王子様とブーランジェール
「ぎゃあぁぁっ!!」
桃李!
悲鳴が汚い!
ダッシュで人混みを掻き分ける。
間に合わないか?!
高瀬はすでにゴミ箱を振り下ろしており、頭を抱えてしゃがみこむ桃李にゴミ箱が襲いかかる。
っつーか、マジ許されないわ!
冗談じゃねえぞ!
間に入るんじゃ、間に合わない。
そう感じれば、無意識に足を踏み込んでいた。
利き脚の左足を、振り上げる。
ゴミ箱のボディにおもいっきり踵を入れてやった。
「…あぁ?!」
バコン!と、 大きく重い音が響き、衝撃で高瀬の手からゴミ箱が吹っ飛ぶ。
ゴミ箱は、中のゴミを撒き散らしながら、勢いそのまま数メートル先の壁に、再び大きな衝撃音を鳴らして激突した。
間に合った…!
同時にギャラリーの女子の悲鳴やら、どよめく声が沸き上がる。
「…なつき?」
間一髪。
桃李は無事のようだ。
「…はっ?…はぁぁっ?!」
高瀬は、自分の手と吹っ飛んだゴミ箱を交互に見ている。
何が起こったか、わからないといった状況か。
そして、目の前にいる俺の姿を見て、何となくわかってきたのか。
俺をぎっちりと睨み付けながら、怒りの表情となっていた。
「…おまえ!」
「あーら。
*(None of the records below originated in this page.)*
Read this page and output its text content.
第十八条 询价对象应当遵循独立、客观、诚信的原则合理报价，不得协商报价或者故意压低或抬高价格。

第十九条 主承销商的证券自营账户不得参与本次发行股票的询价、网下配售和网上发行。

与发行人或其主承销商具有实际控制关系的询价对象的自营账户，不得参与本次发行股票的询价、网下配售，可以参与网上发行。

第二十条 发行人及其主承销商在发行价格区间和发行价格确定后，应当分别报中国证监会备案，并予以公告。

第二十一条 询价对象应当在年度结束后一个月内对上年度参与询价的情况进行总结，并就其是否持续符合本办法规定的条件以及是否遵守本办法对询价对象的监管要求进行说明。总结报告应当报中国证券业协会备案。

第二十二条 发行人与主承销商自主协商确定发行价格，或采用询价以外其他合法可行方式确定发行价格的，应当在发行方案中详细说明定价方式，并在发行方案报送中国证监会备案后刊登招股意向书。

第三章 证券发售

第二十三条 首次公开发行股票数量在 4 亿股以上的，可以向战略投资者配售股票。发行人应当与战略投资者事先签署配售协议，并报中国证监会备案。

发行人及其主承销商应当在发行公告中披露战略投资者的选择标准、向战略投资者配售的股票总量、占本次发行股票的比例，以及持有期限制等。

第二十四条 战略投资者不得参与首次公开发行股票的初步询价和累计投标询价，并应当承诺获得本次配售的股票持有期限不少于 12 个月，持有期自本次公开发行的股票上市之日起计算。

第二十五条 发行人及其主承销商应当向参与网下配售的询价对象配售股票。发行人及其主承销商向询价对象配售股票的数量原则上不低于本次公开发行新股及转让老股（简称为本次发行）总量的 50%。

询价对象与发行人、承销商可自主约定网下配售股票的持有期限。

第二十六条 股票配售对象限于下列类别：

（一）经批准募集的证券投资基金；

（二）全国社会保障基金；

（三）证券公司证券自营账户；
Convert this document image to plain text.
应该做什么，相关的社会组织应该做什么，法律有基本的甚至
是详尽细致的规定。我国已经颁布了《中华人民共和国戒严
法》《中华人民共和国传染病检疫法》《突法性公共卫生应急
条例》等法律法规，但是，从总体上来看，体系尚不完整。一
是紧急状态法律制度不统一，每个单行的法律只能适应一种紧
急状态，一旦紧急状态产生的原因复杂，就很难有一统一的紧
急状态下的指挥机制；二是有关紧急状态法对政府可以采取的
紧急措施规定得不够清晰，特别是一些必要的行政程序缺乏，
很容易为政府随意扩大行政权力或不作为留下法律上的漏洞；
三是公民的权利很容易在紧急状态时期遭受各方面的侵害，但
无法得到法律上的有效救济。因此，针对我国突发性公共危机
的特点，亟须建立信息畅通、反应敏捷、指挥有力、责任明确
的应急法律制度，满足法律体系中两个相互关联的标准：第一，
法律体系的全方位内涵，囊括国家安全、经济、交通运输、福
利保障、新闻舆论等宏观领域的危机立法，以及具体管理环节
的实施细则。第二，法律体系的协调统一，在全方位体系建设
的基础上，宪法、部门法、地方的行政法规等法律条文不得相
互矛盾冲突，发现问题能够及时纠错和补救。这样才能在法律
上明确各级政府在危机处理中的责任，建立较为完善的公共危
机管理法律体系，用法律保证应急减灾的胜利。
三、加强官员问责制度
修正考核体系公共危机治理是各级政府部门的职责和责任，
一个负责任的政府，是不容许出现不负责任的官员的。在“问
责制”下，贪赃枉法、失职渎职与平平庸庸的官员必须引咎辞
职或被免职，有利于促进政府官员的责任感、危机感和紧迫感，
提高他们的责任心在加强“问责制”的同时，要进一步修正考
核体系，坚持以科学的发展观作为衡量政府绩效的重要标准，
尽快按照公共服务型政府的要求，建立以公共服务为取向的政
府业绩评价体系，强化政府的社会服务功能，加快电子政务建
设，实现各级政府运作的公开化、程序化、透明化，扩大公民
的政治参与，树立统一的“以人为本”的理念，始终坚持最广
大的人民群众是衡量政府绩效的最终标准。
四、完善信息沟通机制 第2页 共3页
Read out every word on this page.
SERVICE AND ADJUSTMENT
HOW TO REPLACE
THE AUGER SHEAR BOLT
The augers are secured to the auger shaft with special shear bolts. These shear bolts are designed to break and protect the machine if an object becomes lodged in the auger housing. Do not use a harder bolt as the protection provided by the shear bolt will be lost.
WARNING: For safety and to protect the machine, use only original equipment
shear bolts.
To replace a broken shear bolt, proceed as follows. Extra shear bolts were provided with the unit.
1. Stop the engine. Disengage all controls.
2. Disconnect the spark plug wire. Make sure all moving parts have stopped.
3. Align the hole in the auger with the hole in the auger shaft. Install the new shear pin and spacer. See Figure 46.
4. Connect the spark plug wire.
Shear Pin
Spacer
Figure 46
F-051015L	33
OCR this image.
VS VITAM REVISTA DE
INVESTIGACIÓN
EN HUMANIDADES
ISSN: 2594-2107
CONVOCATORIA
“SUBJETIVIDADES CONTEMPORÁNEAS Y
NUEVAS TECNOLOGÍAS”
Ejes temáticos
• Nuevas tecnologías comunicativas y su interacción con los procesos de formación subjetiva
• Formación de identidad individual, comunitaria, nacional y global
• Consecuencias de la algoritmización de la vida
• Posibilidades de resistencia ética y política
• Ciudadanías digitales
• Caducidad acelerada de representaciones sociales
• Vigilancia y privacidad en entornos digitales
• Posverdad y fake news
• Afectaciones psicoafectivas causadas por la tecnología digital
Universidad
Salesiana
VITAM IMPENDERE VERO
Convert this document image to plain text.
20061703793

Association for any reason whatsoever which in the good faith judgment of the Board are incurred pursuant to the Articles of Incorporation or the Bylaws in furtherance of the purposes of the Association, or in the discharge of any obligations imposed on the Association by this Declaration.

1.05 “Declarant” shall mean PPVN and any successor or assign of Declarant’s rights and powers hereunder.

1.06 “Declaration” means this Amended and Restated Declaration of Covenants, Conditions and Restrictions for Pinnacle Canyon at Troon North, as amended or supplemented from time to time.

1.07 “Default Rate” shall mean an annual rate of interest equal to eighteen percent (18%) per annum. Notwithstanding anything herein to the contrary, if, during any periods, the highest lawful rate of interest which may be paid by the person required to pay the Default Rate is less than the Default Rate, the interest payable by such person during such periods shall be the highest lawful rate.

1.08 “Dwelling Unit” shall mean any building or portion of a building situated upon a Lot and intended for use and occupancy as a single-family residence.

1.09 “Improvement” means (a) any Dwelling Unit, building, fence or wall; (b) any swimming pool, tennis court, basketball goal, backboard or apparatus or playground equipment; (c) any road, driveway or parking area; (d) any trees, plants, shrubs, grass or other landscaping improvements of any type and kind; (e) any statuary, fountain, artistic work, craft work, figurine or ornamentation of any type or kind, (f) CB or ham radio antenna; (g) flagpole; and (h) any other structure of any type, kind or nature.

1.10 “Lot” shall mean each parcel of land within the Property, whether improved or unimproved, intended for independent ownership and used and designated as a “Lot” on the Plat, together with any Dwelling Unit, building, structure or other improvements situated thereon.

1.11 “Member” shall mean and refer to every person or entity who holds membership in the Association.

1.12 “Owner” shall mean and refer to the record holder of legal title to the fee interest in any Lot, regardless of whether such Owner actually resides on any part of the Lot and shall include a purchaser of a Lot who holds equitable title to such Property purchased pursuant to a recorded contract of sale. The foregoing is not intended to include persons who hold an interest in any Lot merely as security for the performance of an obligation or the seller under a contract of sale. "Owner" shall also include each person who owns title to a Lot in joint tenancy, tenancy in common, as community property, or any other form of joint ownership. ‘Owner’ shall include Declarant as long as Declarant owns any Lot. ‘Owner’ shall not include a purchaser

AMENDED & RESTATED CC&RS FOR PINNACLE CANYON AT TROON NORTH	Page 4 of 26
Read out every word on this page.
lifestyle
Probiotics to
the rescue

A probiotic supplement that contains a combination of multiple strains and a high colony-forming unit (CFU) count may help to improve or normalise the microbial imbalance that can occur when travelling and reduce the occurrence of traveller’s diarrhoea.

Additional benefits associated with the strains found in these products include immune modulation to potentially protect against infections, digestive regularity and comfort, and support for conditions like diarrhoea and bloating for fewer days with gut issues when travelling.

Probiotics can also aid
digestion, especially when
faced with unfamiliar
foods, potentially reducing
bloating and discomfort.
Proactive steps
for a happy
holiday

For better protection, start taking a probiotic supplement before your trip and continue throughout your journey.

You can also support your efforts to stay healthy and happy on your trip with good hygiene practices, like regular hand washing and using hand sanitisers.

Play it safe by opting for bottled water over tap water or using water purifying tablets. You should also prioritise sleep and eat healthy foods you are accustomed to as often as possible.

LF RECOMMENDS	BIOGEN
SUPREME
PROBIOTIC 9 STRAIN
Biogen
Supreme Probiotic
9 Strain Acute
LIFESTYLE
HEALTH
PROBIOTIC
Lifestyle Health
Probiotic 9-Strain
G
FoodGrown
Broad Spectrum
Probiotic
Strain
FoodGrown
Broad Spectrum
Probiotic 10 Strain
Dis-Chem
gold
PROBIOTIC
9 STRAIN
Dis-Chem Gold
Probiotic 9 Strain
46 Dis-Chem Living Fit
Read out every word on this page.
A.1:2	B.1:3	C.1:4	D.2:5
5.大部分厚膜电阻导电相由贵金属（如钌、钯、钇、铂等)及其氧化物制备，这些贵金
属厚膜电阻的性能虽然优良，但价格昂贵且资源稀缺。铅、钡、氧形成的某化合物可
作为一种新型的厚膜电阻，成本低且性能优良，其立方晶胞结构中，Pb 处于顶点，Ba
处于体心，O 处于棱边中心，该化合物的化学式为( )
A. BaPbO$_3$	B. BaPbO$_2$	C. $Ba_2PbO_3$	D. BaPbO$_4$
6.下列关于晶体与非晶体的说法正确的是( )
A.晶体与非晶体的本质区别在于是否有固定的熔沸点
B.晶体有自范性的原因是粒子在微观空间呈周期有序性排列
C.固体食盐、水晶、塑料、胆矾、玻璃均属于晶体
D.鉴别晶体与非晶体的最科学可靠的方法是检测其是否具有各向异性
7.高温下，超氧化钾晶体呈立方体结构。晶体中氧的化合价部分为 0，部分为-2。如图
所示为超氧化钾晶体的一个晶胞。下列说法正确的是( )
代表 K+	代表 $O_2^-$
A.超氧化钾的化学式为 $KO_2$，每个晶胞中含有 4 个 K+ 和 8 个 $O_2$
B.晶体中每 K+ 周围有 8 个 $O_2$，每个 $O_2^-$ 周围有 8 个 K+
足癖悪くてすみませーん?センパイ?」
ちょっとふざけて鼻で笑ってみる。
さっきまでは穏便に済ませようと思っていたが。
女子に手を上げた時点で、もうないぞ。
すると、ゴリラセンパイはますますお怒りの様子だ。
「おまえ!いったい何なんだ!」
「何なんだ?…いやいやそれはこっちのセリフで。何があったか知りませんが、女子に手を上げるとかなくないですかぁー?」
「こ、こいつ…!」
ちょっと可愛い子ぶってみた。
重なるおふざけのおかげで、ゴリラの高瀬は見事にお怒りだ。
顔がビキビキとひきつっている。
「おまえ…一年の竜堂だな?蹴りで狭山さんから黄金バットを取り上げたという…」
「…さぁ?」
狭山との話、そこまで広がってんのか。
それは心外だ。
高瀬の右手がワキワキと動いている。
…そろそろ来るか?
「…小生意気な一年坊主だな?!」
予想通り。
高瀬の右手が動く。
俺の胸辺りを目掛けて飛んでくる手の平。
胸ぐら掴んでやろうってか?
角度的に、お見通しだ。
…遅い!
自分の胸ぐらを掴まれる前に、高瀬の飛んできた右手の手首を狙って、胸元手前で掴む。
俺の右手の方が、一足早かったな?
その手を掴み捕らえたら、一層強く握ってやる。
ミシミシと音がしてきた。
「…くっ!…」
高瀬は、手を振りほどこうと必死だ。
しかし、逃さない。離してやるもんか。
高瀬がシビレをきらして、また怒鳴り始めた。